Transport Secretary commissions feasibility study on improvements to Brighton Main Line
One of the key promises I made in the run-up to the General Election was to improve the rail service to central London.
Commuters have had a pretty miserable time in recent months with frequent delays and overcrowded trains. The main cause of the misery is the huge investment the Government is making to upgrade the Thameslink route and in particular transform London Bridge station (though the franchise operator GTR and Network Rail aren’t blameless). This has caused significant delays on trains into and out of London Bridge, which in turn has led some people to travel to Victoria instead, increasing overcrowding on that route.
When the Thameslink work is complete, the service to London Bridge will be significantly improved. We then need similar investment in the London to Brighton mainline to increase capacity and improve reliability on services to Victoria.
The key bottlenecks on that line, which stop GTR running more frequent trains, are at and just to the north of East Croydon station. The station itself needs two extra platforms, additional track needs to be laid north of the station and Windmill Bridge junction (the point between East Croydon and Selhurst stations where the line crosses the West Croydon to Norwood Junction line) needs to be reconfigured so that trains on the fast line don’t have to stop.

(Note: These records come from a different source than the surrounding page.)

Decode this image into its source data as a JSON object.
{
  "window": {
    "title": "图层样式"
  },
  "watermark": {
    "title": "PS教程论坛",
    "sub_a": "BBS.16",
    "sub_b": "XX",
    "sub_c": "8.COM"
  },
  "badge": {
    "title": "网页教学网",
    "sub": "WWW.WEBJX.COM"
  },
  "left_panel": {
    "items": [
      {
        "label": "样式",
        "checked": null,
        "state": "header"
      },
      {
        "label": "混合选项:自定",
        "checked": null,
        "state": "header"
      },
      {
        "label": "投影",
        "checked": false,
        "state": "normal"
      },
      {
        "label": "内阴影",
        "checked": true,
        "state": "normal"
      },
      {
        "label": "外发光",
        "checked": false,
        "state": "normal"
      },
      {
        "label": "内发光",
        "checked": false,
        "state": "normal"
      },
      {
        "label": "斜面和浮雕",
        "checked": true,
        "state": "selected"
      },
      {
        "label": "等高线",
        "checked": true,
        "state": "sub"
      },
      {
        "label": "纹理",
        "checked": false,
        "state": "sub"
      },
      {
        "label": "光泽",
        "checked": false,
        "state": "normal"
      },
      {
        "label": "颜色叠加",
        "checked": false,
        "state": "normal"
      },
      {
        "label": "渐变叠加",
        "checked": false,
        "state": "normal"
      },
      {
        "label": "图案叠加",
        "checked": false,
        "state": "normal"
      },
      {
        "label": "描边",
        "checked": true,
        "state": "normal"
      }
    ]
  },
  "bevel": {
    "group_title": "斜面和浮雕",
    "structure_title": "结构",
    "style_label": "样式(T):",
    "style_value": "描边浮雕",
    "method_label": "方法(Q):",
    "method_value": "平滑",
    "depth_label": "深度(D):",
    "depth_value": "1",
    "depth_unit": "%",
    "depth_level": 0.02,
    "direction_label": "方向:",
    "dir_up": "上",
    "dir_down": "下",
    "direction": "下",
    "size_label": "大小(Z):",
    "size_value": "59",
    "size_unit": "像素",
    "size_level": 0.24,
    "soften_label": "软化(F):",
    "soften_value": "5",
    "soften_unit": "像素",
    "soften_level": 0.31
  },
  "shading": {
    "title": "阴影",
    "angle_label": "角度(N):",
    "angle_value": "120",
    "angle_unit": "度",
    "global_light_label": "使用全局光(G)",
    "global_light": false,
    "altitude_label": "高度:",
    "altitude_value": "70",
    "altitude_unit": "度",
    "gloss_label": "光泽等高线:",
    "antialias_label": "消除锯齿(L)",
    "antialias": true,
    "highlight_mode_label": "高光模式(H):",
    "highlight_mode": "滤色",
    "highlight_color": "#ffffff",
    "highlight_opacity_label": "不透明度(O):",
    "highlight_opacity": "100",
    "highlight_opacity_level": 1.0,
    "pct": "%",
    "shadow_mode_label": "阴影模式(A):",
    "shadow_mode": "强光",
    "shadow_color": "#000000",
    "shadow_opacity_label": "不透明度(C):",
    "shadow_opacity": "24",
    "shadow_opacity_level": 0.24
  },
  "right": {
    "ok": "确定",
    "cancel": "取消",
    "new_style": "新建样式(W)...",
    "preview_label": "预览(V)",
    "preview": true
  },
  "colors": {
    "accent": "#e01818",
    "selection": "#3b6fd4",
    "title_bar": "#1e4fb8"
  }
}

The total cost of this work is likely to be just shy of £1 billion. Network Rail plan their improvements to the railway in five year phases, which they call Control Periods. We are currently in Control Period 5. Subject to Government approval, they would like to carry out these works at the start of Control Period 6, which begins in 2019.
Yesterday, I welcomed the Secretary of State for Transport, Patrick McLoughlin, to East Croydon station to see for himself what needs to be done, together with senior executives from Network Rail and GTR. He was particularly struck by the amount of development taking place on either side of the station. East Croydon is already one of the busiest stations in the country other than the main London terminals and the regeneration of Croydon town centre is clearly going to significantly increase the number of people using it.
The Secretary of State told me that he has recently given Network Rail approval to do a detailed feasibility study of these works, which is good news. I also took the opportunity to lobby him about moving East and West Croydon stations from zone 5 to zone 4, which would save commuters hundreds of pounds a year; and to speak to Network Rail executives about building a link from Cherry Orchard Road to the new northern entrance to the station.
As regular readers of this blog will know, I am a passionate supporter of the redevelopment of our town centre. However, if we are going to build the homes we so desperately need in the town centre, it is vital that we also improve our infrastructure to cope with all the extra people. I will continue to lobby the Government, Network Rail and GTR to ensure my constituents get the rail service they deserve given the fares they are asked to pay and will keep you updated on progress.